İKİ SORU İKİ CEVAP / Stratejiye dair…

Emeklinin hali?

Olacağı şu; yüzde 25 civarı bir zam ile geçiştirilecek. En düşük emekli aylığı olan 12,500 lirayı, 15,625 lira yaparlar. Burada temel sorun emeklinin “ödediği primlerin karşılığında çalışmayacağı yılların ödemesi” gibi görülmemesi… Emekli iktidar için “sosyal atık” mesabesindedir ve neden çok zam alsın.

Dezavantajlı kesimler?

Engeli, dul, yetim, şehit yakınları, gaziler ve diğerleri zaten şu anda asgari ücretin çok altında ücret alıyorlar. Yüzde 30’luk asgari ücret zammı dahi onlar için hayal ötesi… Bu kesimin zam oranı olarak %25 öngörülüyor. Zaten örgütlenmesi eksik, sesi fazlaca duyulmayan gariban insanlarımız bunlar.

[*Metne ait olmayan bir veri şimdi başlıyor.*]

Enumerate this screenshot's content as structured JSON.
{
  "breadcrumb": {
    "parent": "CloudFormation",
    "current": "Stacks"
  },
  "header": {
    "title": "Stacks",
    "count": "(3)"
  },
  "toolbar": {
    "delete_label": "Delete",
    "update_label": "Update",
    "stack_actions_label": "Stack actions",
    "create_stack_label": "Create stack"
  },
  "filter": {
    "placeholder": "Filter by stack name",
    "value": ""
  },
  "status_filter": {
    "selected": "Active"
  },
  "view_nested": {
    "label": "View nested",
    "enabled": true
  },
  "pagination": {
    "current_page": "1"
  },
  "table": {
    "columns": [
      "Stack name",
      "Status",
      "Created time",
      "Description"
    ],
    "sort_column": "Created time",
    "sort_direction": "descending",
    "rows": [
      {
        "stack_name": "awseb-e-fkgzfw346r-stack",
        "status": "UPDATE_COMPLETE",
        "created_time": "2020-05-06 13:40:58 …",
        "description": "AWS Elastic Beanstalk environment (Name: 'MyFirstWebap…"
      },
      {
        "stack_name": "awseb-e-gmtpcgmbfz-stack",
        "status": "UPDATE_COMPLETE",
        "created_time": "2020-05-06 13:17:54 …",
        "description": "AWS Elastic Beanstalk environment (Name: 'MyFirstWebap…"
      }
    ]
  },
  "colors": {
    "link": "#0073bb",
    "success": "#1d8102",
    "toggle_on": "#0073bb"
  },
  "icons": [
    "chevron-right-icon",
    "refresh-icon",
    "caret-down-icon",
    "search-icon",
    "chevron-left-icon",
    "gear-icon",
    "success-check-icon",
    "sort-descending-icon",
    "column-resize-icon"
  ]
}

not/ Vatandaş kalıcı kopuş sınırında…

Gelir dağılımını öylesine bozduk ki düzelmesi zaman alacak. İthalat içindeki tüketim malları oranı, bozulan gelir dağılımının cari açık üretecek boyuta geldiğini gösteriyor. Nüfusun %10’luk kesimi, tüm ülke gelirinin yarısını alıyorsa, toplumsal barıştan söz etmek mümkün olamaz, olamıyor zaten.

Bildiğim şudur; hayat pahalılığı külfetini bir kesimin diğerine aktaramayacağı ortam üretilmedikçe enflasyon düşmeyecektir. Zaten fiyat artış hızı olan enflasyonun sıfır olması halinde dahi salatalığın 60 liralık kilo fiyatı, 59 liraya inmeyecek ancak 61 lira da olmayacak. Bu yüzden hayat pahalılığı deriz.

Şu anda dar gelirli, hayatta kalma mücadelesi veriyor. Ekonominin ceremesini çekenlerin yakın gelecekte bırakın düzelme umudu taşımasını, “kalıcı kopuş” tehlikesiyle yüzleşme ihtimalleri var. Kalıcı kopuş mu? Dünya Bankası’nın “gelişmesinden umudu kesilmiş” ülkeler için bulduğu sıfat bu.

Aklıma Dostoyevski’nin söyledikleri geldi; “Yanlış trene bindiğini anladığında derhal in, zira geri dönüş maliyeti büyür.” 22 ay yanlış yönde gittik, şimdiki tablo; “Çift süren mandalar gibi çalışıyoruz. Köpekler gibi açız, yoksuluz. Başkaları yan gelip yatıyor, çalışmıyor. Ama onlar zengin, biz fakiriz.”

Netice, sandık yoksa zam da yok. Sabredin deniyor. Fakat bu şartlar altında sabır taşı dahi çatlar. Bakalım asgari ücret üzerinden emeğe biçilen 2025 serüveni nasıl bir yakın gelecek oluşturacak.